The presence of ectomycorrhizae increased net Pi uptake rates into intact Pinus pinaster roots at low or high soil P levels. The expression patterns of HcPT1 and HcPT2 indicate that the two fungal phosphate transporters
may be involved in uptake of phosphate from the soil solution under the two soil P availability conditions used.”
“The Wilson-Cleary health outcomes model is a hypothesized pathway linking traditional clinical variables to health-related quality of life (HRQL). This study tested the LCL161 mouse application of the Wilson-Cleary model to a patient population with generalized anxiety disorder (GAD) using longitudinal clinical trial data.

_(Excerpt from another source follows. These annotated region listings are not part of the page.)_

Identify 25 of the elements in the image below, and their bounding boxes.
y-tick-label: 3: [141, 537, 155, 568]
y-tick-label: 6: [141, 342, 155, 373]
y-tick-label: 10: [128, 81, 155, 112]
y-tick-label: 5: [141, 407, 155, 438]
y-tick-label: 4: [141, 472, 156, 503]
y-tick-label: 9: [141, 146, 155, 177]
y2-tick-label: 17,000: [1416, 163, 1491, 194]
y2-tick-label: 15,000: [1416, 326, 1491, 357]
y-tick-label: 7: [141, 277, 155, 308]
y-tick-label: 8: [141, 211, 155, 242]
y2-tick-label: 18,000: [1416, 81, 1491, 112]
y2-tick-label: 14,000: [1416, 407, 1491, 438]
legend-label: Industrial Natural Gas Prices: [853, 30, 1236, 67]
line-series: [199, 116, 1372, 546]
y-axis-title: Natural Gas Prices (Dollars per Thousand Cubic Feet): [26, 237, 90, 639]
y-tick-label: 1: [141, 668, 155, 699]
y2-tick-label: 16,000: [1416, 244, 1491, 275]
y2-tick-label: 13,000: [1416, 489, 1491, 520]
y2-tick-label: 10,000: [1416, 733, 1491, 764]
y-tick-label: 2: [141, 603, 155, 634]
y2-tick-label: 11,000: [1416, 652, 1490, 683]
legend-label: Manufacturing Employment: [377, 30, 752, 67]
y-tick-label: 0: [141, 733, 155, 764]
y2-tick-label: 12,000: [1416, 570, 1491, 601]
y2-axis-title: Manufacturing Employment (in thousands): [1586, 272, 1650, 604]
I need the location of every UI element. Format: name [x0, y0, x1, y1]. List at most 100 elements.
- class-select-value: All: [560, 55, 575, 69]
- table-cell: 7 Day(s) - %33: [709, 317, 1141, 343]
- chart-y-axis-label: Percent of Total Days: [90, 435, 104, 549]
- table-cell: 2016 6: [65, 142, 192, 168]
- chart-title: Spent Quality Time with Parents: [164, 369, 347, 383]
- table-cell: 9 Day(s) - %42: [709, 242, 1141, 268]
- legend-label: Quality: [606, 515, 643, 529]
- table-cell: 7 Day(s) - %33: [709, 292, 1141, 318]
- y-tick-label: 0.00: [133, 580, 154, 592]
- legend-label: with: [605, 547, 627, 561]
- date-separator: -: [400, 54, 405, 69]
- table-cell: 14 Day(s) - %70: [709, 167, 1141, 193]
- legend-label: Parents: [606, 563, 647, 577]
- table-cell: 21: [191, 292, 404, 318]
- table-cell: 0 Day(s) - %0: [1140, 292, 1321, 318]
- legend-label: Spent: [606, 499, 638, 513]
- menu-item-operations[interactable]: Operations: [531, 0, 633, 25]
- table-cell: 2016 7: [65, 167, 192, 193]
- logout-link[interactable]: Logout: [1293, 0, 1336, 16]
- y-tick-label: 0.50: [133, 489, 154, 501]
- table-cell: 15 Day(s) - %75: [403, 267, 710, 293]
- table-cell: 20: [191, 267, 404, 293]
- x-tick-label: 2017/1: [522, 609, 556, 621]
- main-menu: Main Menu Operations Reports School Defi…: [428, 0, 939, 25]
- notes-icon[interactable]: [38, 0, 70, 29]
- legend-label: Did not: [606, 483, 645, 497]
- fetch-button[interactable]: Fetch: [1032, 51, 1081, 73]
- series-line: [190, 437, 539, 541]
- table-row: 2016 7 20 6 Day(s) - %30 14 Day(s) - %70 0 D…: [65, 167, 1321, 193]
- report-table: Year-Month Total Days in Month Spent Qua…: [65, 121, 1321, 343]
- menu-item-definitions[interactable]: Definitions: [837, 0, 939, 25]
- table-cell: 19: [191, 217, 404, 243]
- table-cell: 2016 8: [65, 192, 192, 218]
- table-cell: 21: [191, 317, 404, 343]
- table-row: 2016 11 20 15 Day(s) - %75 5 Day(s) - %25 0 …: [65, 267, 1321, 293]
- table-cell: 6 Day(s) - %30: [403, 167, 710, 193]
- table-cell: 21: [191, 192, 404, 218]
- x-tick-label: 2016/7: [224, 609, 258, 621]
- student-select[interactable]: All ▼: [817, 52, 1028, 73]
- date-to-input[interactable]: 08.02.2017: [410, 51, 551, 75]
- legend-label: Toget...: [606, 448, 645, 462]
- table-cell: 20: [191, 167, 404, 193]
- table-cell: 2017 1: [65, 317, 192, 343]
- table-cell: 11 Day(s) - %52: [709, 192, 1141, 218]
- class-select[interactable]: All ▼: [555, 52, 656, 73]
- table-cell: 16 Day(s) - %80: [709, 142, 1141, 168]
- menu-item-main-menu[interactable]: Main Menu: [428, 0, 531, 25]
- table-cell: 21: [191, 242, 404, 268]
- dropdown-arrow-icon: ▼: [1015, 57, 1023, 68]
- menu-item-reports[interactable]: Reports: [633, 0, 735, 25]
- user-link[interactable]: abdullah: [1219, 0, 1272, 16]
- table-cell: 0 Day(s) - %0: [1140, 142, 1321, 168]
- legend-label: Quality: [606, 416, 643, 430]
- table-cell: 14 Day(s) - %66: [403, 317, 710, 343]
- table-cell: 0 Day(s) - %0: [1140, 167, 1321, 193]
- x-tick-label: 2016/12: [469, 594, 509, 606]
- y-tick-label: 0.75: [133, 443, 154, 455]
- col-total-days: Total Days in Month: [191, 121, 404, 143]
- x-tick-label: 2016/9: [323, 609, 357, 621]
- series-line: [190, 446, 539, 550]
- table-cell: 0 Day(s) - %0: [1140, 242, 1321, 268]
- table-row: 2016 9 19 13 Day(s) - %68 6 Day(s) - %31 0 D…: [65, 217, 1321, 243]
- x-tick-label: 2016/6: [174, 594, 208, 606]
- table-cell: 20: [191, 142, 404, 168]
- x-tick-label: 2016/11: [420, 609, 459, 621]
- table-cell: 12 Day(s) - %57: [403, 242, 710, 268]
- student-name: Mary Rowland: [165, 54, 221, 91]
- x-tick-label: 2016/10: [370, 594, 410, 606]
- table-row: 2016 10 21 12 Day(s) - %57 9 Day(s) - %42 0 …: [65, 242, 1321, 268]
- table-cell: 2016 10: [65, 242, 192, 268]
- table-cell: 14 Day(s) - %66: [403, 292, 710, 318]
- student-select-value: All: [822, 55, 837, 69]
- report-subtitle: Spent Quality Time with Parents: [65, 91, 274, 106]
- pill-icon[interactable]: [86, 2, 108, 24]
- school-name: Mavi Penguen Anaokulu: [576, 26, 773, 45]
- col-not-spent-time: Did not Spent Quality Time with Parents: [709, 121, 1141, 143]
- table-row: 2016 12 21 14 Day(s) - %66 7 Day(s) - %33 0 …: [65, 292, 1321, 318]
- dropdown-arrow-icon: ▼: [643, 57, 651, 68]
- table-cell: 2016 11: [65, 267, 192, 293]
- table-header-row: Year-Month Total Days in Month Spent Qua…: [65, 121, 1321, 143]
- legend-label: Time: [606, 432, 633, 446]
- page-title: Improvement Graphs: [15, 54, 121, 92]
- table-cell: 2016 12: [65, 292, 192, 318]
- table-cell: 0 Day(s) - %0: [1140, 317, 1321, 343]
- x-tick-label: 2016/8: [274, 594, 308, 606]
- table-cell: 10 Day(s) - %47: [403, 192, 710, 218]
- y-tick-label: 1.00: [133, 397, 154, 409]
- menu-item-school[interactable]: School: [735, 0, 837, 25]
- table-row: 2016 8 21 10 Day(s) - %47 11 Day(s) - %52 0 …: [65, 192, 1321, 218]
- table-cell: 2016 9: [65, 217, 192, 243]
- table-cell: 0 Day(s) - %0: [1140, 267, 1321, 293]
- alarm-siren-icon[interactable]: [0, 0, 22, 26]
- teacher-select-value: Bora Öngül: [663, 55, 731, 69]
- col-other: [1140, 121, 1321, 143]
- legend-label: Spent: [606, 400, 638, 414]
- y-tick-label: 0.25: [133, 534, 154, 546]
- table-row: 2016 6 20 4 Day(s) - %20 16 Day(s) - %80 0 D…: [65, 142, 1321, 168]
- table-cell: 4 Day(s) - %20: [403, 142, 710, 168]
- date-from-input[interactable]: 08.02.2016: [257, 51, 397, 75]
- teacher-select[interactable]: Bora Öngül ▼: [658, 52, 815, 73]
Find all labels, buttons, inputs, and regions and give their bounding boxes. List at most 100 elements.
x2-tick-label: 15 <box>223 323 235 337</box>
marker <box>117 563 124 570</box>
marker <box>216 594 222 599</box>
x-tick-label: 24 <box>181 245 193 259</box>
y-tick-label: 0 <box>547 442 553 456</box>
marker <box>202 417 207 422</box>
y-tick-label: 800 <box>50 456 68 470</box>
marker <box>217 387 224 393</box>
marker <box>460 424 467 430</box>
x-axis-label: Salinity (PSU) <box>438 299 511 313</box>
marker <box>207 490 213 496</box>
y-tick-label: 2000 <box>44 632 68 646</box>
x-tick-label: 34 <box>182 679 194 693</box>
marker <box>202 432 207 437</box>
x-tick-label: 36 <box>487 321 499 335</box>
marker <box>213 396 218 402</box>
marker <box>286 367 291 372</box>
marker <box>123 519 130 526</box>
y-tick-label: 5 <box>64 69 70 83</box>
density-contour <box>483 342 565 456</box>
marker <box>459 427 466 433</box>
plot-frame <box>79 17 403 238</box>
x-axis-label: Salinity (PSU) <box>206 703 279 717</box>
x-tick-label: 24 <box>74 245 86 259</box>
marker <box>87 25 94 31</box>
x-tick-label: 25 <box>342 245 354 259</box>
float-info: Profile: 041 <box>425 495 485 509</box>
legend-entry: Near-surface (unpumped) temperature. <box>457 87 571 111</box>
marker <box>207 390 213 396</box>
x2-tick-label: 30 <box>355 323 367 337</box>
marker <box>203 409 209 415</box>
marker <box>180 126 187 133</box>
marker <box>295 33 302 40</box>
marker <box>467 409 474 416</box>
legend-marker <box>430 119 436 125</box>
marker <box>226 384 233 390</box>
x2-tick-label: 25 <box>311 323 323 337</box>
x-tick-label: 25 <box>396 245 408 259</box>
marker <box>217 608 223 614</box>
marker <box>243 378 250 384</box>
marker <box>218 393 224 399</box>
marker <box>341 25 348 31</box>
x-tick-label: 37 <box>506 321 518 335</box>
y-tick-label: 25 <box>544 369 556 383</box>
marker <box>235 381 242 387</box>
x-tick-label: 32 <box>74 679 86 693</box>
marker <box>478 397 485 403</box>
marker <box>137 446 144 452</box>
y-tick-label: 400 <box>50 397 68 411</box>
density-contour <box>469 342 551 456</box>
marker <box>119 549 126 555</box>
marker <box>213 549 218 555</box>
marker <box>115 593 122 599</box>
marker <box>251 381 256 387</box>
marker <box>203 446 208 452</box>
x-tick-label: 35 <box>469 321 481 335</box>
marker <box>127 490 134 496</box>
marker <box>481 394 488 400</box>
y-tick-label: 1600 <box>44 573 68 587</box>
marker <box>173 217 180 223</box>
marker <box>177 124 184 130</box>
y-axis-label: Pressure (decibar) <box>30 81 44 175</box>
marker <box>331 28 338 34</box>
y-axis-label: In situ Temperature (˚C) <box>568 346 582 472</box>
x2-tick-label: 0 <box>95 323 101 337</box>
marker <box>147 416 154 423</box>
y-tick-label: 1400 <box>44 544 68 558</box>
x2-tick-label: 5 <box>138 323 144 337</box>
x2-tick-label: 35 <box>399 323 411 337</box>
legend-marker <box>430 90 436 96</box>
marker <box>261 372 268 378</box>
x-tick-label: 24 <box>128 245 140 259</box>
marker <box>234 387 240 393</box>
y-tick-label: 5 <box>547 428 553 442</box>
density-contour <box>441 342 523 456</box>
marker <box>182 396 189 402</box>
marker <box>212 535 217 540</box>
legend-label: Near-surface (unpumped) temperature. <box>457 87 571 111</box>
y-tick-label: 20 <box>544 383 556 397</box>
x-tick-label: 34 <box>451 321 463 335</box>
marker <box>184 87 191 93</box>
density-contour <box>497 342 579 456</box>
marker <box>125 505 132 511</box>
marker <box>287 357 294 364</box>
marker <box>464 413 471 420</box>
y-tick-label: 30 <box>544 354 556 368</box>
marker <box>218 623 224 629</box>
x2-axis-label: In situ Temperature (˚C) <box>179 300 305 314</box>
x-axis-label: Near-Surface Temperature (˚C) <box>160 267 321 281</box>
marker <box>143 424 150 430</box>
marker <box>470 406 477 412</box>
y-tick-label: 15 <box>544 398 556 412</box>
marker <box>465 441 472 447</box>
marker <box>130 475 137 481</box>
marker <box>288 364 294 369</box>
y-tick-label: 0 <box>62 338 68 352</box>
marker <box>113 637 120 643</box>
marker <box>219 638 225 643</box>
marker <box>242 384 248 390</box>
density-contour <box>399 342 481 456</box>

These secondary analyses pooled data from three similar 8-week, placebo-controlled, double-blind, randomized, multicenter trials of quetiapine XR therapy in GAD.
Relevant health assessments for the model concepts included the Clinical Global Impression-Severity of Illness, Hamilton Rating Scale for Anxiety, the Pittsburgh Sleep Quality Index and Quality of Life Enjoyment and Satisfaction Questionnaire-Short JIB-04 datasheet Form. A lagged path model tested whether the hypothesized relationships at baseline and week 8 between the concepts of the adapted Wilson-Cleary model were consistent with the observed data.
The resulting model fit the data (RMSEA = 0.077; CFI = 0.98; NFI = 0.96) and explained 56% of the variance in overall quality of life assessment at baseline and 69% of the variance in this assessment at week 8. Moderate to strong relationships between the adjacent hypothesized concepts support the specified model.
This adapted Wilson-Cleary model for health outcomes CRT0066101 order validated in GAD should improve the understanding and usefulness of health status measurements in this condition and increase the applications of this model to other clinical trial data.”
“A sensitive and selective liquid chromatography mass spectrometry (LC-MS) method for determination of imatinib in rat plasma was developed. After addition of metoprolol as internal standard (IS), protein precipitation
by acetonitrile was used as sample preparation. Chromatographic separation was achieved on a Zorbax SB-C18 (2.1 mm x 150 mm, 5 pm) column with acetonitrile-0.1% formic acid as mobile phase with gradient elution. Electrospray ionization (ESI) source was applied and operated in positive ion mode; selective ion monitoring (STM) mode was used to quantification using target fragment ions m/z 494 for imatinib and m/z 268 for the IS. Calibration plots were linear over the range of 10-2000 ng/mL for imatinib in plasma. Lower limit of quantification (LLOQ) for Imatinib was 10 ng/mL. Mean recovery of imatinib from plasma was in the range 803-96.6%. CV of intra-day and inter-day precision were both less than 9%. This method is simple and sensitive enough to be used in pharmacokinetic research for determination of imatinib in rat plasma.